“I Want It All. And I Want It Delivered.”

Dan Kennedy

When you have taken the time to really understand your client’s situation, what you need to be doing to provide a great sales experience is to focus your service on your client’s laziness and impatience.

If you can successfully do that, you will have gone a very long way to having a happy client, which is a necessary basis for cultivating a lifetime client. As a Mortgage Broker, that means always trying to make things easier for your clients in a way that gets them what they want faster.

I believe that laziness and impatience are the hallmarks of the modern consumer. When I want something, I want getting it to be made easy for me and I want it to happen quickly. People expect transactions to be easy.

One of the biggest hurdles we have when getting our clients to do loans with us, particularly refinances, are that people see it as a hassle. Filling out forms, digging through paperwork, changing our direct debits, it’s all a pain. All

Brokers know that almost every homeowner could save money through our services far beyond the effort they put into it, but still they sit on their hands and keep paying more than they have to.

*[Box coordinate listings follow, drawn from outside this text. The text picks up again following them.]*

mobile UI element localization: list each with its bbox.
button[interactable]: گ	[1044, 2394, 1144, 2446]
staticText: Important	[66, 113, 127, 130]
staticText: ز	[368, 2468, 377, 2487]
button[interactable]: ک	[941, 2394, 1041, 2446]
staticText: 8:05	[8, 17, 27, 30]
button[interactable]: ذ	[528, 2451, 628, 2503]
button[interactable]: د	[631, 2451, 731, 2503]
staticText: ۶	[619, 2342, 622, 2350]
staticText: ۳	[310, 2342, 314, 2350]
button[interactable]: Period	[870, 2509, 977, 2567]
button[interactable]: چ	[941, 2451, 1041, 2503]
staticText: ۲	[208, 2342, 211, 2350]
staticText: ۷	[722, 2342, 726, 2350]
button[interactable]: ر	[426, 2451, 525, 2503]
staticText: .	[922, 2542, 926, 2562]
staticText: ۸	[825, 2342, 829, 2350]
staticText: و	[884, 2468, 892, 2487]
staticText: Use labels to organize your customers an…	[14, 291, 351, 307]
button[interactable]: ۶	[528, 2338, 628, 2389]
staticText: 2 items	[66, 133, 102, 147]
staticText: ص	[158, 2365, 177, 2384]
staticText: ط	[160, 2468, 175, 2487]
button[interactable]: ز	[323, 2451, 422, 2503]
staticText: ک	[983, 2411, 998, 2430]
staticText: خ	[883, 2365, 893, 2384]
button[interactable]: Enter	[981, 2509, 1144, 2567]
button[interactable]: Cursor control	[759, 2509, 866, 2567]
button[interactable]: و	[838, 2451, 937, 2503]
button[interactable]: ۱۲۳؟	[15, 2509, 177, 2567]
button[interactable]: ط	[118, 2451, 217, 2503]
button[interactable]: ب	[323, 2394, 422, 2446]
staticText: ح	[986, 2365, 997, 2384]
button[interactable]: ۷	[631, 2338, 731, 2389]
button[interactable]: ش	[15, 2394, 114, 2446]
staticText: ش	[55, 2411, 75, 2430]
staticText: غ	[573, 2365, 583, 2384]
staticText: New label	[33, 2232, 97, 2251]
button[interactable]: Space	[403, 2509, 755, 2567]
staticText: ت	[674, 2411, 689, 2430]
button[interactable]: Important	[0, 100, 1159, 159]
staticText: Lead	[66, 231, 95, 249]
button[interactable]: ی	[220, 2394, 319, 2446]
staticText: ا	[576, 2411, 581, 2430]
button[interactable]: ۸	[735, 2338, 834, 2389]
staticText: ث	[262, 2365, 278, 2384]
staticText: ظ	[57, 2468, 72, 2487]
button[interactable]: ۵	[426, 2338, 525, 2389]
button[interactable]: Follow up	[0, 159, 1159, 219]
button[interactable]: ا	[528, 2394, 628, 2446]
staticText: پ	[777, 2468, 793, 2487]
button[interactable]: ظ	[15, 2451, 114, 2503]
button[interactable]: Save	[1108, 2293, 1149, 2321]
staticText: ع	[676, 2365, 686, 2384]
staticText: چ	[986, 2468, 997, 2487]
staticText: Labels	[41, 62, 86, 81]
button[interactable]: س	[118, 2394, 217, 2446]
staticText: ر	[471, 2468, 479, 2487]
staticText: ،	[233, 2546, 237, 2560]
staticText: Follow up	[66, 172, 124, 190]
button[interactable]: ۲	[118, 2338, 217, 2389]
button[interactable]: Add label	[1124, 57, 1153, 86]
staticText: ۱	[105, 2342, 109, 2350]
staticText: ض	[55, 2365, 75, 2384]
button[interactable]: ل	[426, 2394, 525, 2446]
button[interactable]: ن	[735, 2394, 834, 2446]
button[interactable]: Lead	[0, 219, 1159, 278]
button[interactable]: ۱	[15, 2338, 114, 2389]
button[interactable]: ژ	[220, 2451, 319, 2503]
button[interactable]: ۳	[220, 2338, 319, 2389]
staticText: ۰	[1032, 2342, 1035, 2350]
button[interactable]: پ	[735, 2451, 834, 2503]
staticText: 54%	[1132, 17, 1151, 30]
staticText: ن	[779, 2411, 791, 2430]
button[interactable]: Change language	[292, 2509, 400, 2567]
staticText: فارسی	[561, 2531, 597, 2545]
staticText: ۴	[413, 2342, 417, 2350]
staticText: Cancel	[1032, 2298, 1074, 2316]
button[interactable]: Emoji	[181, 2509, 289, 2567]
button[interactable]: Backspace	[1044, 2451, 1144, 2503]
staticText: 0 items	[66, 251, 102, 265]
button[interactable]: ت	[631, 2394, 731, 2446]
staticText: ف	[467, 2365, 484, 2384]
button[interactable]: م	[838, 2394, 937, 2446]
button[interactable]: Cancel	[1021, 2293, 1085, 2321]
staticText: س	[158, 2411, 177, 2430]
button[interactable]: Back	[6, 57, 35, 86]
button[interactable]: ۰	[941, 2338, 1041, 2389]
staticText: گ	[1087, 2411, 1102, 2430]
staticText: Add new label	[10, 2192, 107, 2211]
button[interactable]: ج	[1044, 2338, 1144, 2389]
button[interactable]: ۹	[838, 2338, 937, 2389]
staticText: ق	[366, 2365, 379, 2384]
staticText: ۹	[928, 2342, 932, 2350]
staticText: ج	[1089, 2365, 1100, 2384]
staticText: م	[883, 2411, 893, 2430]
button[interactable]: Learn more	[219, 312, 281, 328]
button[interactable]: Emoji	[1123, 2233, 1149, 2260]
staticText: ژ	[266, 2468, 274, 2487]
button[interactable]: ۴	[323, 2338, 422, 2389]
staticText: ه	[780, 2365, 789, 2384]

Whatever we can do to make things easier for our clients is going to be of benefit to us and them.

 

Amazon is a company that is a great example of the value of making it easy for people to buy. Their whole business is about bringing shopping for pretty much anything you want into a single place with a single interface. They store your credit card details so you just need to click a few buttons to buy. In fact, they even have a ‘Buy now with One Click’ button because they know that the more someone has to do, even something as simple as clicking a few times on their mouse or tapping a few times on their tablet’s screen, the more likely they are to drop out of the purchase.

Similarly, Amazon pioneered the concept of e-books with their Amazon Kindle device. Now buying a book doesn’t require visiting a bookstore or ordering it and waiting days for it to arrive. I can browse books and get what I want on my device in minutes. One click and I get it immediately. Amazon has monetised my laziness and impatience for their benefit.

Apple is much the same. They have made it so the users of their devices are now trapped in their ‘ecosystem’. They have my credit card details stored so all I need to do to buy a new game or application is to press a couple of buttons. In the past I had to type in a password but now I just press the fingerprint ID on my phone to confirm my identity. If I want to switch to an Android or Microsoft device, I’ll need to search for and repurchase all the applications I had Apple versions of. Apple has their iTunes software installed on my computer and if I switch devices I will lose the movies and TV shows that I bought through them.

All too much of a hassle, so I’ll stick with Apple. No wonder they are the most valuable company in history.

Uber is another. They have simply looked at what is difficult in the taxi industry and removed or streamlined it. When using Uber, I no longer need to take the time to pay the driver when I get out, its done automatically. I can see how far away the driver is from picking me up so I’m not having to impatiently watch out the front window for them. The end result is that a company that doesn’t own any cars or employ any drivers is the largest taxi company in the world.

Making it fast, simple and easy to transact will invariably increase the level of new and repeat purchases any business will do. Objectively analyse your service by looking at what you make your clients do that they don’t have to, then do it for them.